Australian government bans pre-payment penalties

Australian Treasurer announced changes to finance laws, banning unpopular mortgage fees and cracking down on price collusion between major banks in a bid to boost competition in the sector.

Australian Treasurer announced changes to finance laws, banning unpopular mortgage fees and cracking down on price collusion between major banks in a bid to boost competition in the sector.

Targeting Australia’s “big four” banks, the reforms ban exit fees (pre-payment penalties as they are known in Canada) on new home loans and allow the competition regulator to prosecute lenders for colluding on rates, after large hikes sparked an angry consumer backlash.

An additional (AUS)$4 billion dollars would also be injected into the mortgage-backed securities market under the reforms, Swan said.

“Building up competition in our banking system will ensure that interest rates are lower over time,” Swan told Australian newspapers. “It’s very important that we don’t let the big banks off the hook.”
 
Government opposition said the policy to abolish exit fees was more likely to hurt smaller lenders and do little to foster banking competition, since smaller lenders tend to have bigger exit fees compared to the Big Four banks.
 
“Smaller players won’t be able to do it so out with the exit fees and in with the application fees – other fees will go up because the smaller players need that fee income to remain somewhat competitive with the larger players,” said opposition treasury critic Joe Hockey.
 
Phil Naylor, CEO of the Mortgage and Finance Association of Australia told Mortgage Broker News’ sister website Australian Broker that Australia had missed a “golden opportunity” to develop an Australian version of the Canadian Mortgage Bonds systems, which Naylor said enables thriving and competitive non-bank lender sector to operate there.
 
He labeled the government’s promise to boost securitization funds “a mere drop in the ocean,” which does not deal with the long run competitive funding needs of the non-bank sector.
 
“The Federal Government’s investments pale to those made by the Canadian Mortgage and Housing Corporation which during the past three years has invested $300 billion in the National Housing Act Mortgage-backed Securities and Canadian Mortgage Bonds programs.”
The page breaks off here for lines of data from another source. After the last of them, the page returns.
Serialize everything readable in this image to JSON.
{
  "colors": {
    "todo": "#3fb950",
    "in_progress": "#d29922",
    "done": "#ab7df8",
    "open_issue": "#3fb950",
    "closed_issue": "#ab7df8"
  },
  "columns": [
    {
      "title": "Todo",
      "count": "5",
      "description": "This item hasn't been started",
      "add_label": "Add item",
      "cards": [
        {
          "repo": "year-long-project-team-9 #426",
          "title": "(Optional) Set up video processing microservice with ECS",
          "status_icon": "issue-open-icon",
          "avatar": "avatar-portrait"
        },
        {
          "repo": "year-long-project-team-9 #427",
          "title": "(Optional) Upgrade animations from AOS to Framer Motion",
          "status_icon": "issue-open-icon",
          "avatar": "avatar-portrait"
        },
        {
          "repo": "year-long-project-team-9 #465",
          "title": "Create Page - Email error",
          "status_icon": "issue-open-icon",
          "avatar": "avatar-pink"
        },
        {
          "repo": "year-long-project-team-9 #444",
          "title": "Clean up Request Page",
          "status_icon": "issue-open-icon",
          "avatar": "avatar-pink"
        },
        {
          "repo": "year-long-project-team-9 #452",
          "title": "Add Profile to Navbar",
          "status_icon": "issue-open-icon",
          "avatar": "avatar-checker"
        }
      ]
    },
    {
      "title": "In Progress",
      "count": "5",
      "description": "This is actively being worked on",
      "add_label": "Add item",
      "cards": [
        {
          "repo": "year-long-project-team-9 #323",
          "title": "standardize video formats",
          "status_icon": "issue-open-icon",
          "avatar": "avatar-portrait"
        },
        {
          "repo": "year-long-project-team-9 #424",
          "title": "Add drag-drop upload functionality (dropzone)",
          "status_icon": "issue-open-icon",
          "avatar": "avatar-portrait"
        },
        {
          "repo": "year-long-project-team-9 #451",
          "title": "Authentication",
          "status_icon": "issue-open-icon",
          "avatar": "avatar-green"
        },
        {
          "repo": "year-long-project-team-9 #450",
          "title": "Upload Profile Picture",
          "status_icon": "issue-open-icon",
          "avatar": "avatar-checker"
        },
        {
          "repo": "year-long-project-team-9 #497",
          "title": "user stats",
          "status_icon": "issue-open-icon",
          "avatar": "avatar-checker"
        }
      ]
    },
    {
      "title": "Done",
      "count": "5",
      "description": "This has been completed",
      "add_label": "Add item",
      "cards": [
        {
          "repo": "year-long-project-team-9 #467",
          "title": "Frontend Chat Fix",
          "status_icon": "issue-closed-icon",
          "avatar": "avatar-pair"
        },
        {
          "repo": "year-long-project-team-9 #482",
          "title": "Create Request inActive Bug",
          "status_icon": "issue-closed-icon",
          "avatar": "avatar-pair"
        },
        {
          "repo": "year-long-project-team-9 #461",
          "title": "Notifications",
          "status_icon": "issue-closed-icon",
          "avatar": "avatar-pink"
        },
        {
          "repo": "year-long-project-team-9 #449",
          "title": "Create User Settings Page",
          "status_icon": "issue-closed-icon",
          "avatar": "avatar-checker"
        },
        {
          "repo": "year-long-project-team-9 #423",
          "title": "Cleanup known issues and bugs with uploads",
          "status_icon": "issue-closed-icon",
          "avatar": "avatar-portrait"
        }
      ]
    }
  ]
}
Non-bank lenders also claim that a ban on exit fees or deferred establishment fees (DEFs) could mean less upfront commission for brokers, as well as higher interest rates for consumers.
 
Carrington National CEO Gino Marra told Australian Broker that DEF payments go to the cost of providing a loan, and that the banning of exit fees from 1 July next year could mean these costs are recouped through less upfront commission, or higher interest rates.